Il progetto in oggetto è costituito dall’insieme delle opere necessarie alla riqualificazione ambientale, igienico sanitaria ed idrogeologicadel Vallone San Rocco, che si trovava in uno stato tale da rendere urgenti i lavori di sistemazione idraulica ambientale.

Fra gli interventi di risanamento ambientale del Vallone San Rocco, risultava pioritaria l’eliminazione degli scarichi di acque reflue all’interno dell’Alveo San Rocco per conferire sicurezza igienica agli abitanti dei quartieri confinanti.

L’eliminazione di tali scarichi è stata perseguita attraverso la realizzazione di un sistema fognario a servizio dell’intero bacino di competenza del Vallone e che, dove possibile, si sostituisca alle profondissime ed ammalorate Collettrici, spesso soggette a fenomeni di crollo con conseguenti danni a persone e cose, e che recapiti i reflui al Collettore Arenaccia.

I recapiti finali sono quindi stati individuati nel Collettore Arenaccia per le acque nere ed attraverso quest’ultimo all’impianto di depurazione di Napoli Est, e per le acque meteoriche nella Galleria Scolmatrice al Sistema Secondigliano-Volla.

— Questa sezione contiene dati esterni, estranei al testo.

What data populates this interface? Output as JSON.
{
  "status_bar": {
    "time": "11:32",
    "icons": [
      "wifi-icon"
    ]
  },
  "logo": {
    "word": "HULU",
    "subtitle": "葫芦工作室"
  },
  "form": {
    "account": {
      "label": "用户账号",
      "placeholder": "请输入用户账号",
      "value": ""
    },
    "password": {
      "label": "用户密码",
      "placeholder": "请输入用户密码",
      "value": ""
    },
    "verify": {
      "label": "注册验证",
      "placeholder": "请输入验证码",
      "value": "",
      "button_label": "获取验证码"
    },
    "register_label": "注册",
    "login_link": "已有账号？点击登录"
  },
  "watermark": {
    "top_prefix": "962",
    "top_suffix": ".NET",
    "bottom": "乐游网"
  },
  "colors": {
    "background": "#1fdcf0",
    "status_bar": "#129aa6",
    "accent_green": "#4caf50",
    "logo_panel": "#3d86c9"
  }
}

Nel luglio del 2001, in parte modificato nel marzo del 2002, è stato consegnato il progetto preliminare, che prevedeva la realizzazione di:

· circa 14 Km di fognatura da costruire ex-novo,

· circa 4 Km di collettori da ristrutturare,

· circa 7 Km di rete esistente da demolire,

· 15 partitori,

· 4 stazioni di sollevamento,

· 7 punti di scarico per acque meteoriche nell’alveo San Rocco,

· circa 100 m di corso d’acqua da realizzare ex-novo o da ricostruire.

In particolare, in accordo con il disciplinare d’incarico degli scriventi, si è proceduto alla progettazione definitiva ed esecutiva del Iº e del IIº lotto di opere evidenziate nel progetto preliminare. Il IIºLotto di opere, per tipologia di opere e per dislocazione territoriale è stato a sua volta suddiviso in due stralci funzionali di opere: in destra idraulica del Vallone S. Rocco (IIºLotto IºStralcio) ed in sinistra dello stesso (IIºLotto IIºStralcio).

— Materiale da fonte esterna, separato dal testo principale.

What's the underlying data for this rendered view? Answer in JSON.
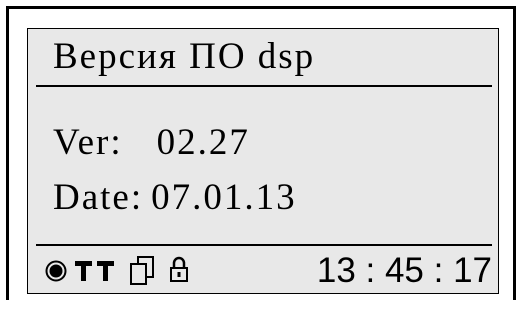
{
  "display": {
    "title": "Версия ПО dsp",
    "version_label": "Ver:",
    "version_value": "02.27",
    "date_label": "Date:",
    "date_value": "07.01.13"
  },
  "status_bar": {
    "icons": [
      "record-indicator-icon",
      "signal-antenna-icon",
      "pages-icon",
      "lock-icon"
    ],
    "clock": "13 : 45 : 17"
  }
}
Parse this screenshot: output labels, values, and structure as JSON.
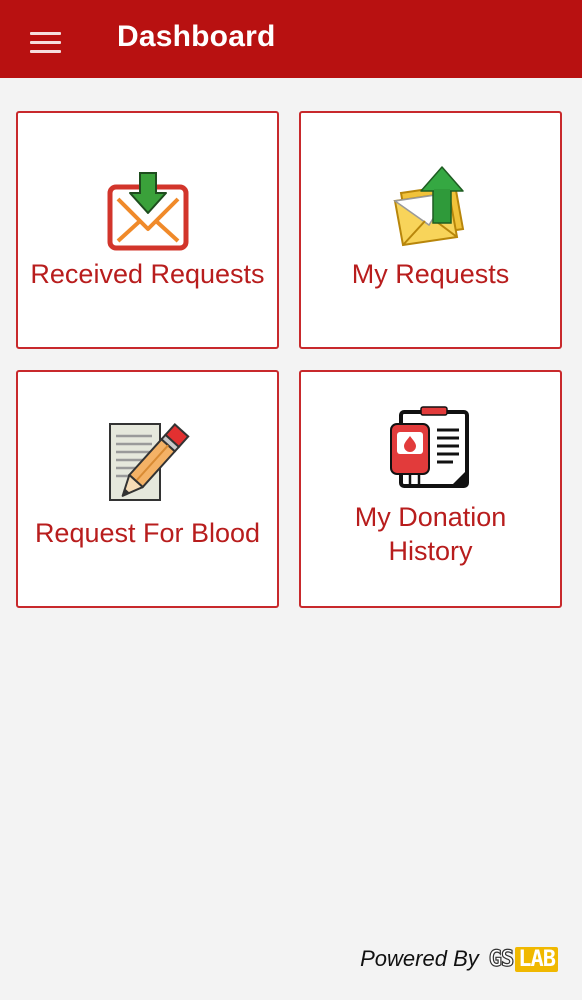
{
  "appbar": {
    "title": "Dashboard",
    "menu_icon": "hamburger-menu-icon",
    "color": "#b81111"
  },
  "tiles": [
    {
      "label": "Received Requests",
      "icon": "mail-inbox-download-icon"
    },
    {
      "label": "My Requests",
      "icon": "envelope-upload-icon"
    },
    {
      "label": "Request For Blood",
      "icon": "paper-pencil-icon"
    },
    {
      "label_line1": "My Donation",
      "label_line2": "History",
      "icon": "blood-bag-clipboard-icon"
    }
  ],
  "footer": {
    "powered_by": "Powered By",
    "logo_gs": "GS",
    "logo_lab": "LAB"
  },
  "colors": {
    "accent": "#b81d1d",
    "border": "#c8292c",
    "background": "#f3f3f3",
    "logo_yellow": "#f0b800"
  }
}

L’area oggetto della progettazione degli interventi è costituita da una profonda incisione che attraversa da ovest verso est la zona settentrionale della città di Napoli. L’alveo si origina dalla Collina dei Camaldoli e si estende per una lunghezza di circa 7 Km fino a confluire nel Collettore Arenaccia, che immette le acque a mare all’altezza di Calata Marinella. Il bacino idrografico alla sezione di chiusura del Ponte su Via U. Masoni ha un’estensione di 9.2 Km2. Prima della realizzazione dei collettori le acque nere e meteoriche prodotte dal bacino urbanizzato del Vallone San Rocco affluivano in un sistema fognario che, salvo una quota parte di difficile valutazione allontanata da sfioratori di emergenza di dubbio funzionamento, le convoglia verso i due principali collettori della zona: la Collettrice profonda di Miano ed il Collettore Arenaccia.

Tali sversamenti in alveo, provenienti da scarichi non controllati, talvolta abusivi, o da fallanze del sistema, costituivano infatti una delle principali cause dell’intollerabile stato di degrado del Vallone San Rocco e rappresentavano il campanello di allarme dell’emergenza igienico-sanitaria dell’alveo e delle sue pertinenze.

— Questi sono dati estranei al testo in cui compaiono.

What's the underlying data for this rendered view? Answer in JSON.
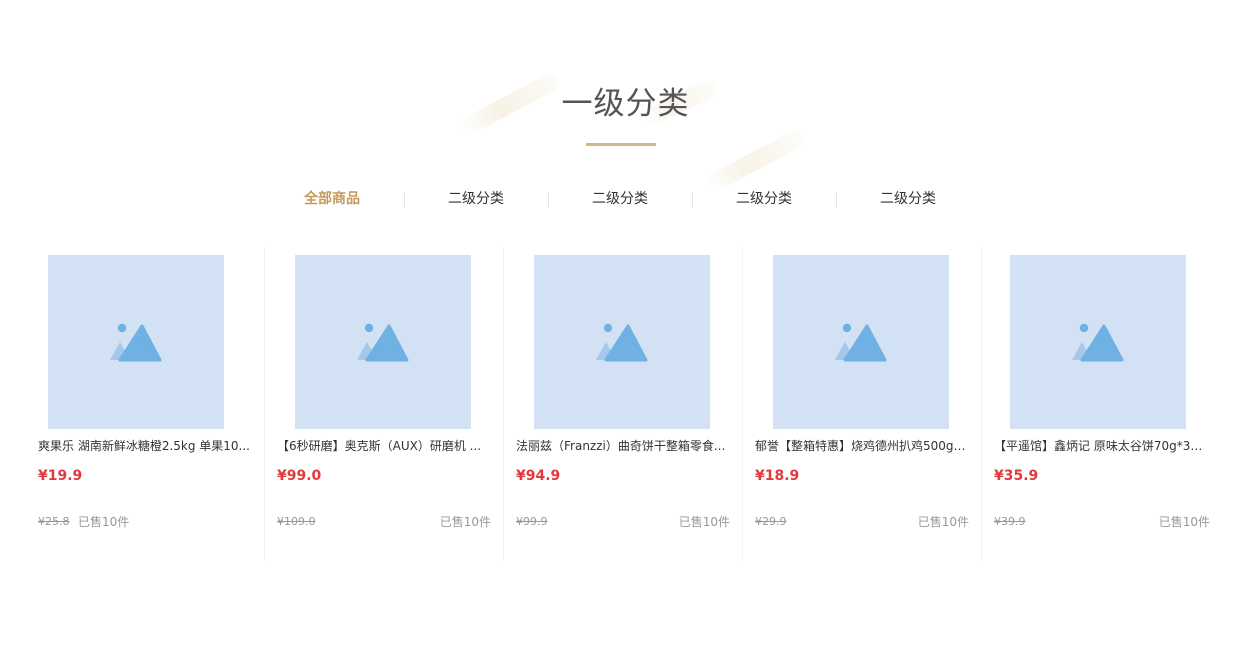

Il risanamento del territorio è quindi partire dalla razionalizzazione dell’intero sistema fognario gravante sul corso d’acqua, prevedendo la sostituzione dei collettori esistenti non adeguati (insufficienti dal punto di vista idraulico e/o in cattive e pericolose condizioni statiche) e la realizzazione, dove necessario, di nuove opere. Di particolare importanza è la separazione tra rete fognaria e alveo del corso d’acqua che in talune zone si confondevano in un’unica canalizzazione. Il fondamento della progettazione, circa la scelta del sistema da utilizzare, è stato quello di realizzare fognature separate solo ove tecnicamente possibile, e con costi realisticamente sostenibili a breve o medio termine e con una elevata garanzia di ottenimento degli obiettivi prefissi. Negli altri casi, in particolare nelle zone fortemente urbanizzate, si è pensato di mantenere un sistema fognario promiscuo, mediante manufatti di partizione (o scaricatori di piena), in grado di sversare nel Vallone San Rocco le acque al di sopra di un fissato grado di diluizione.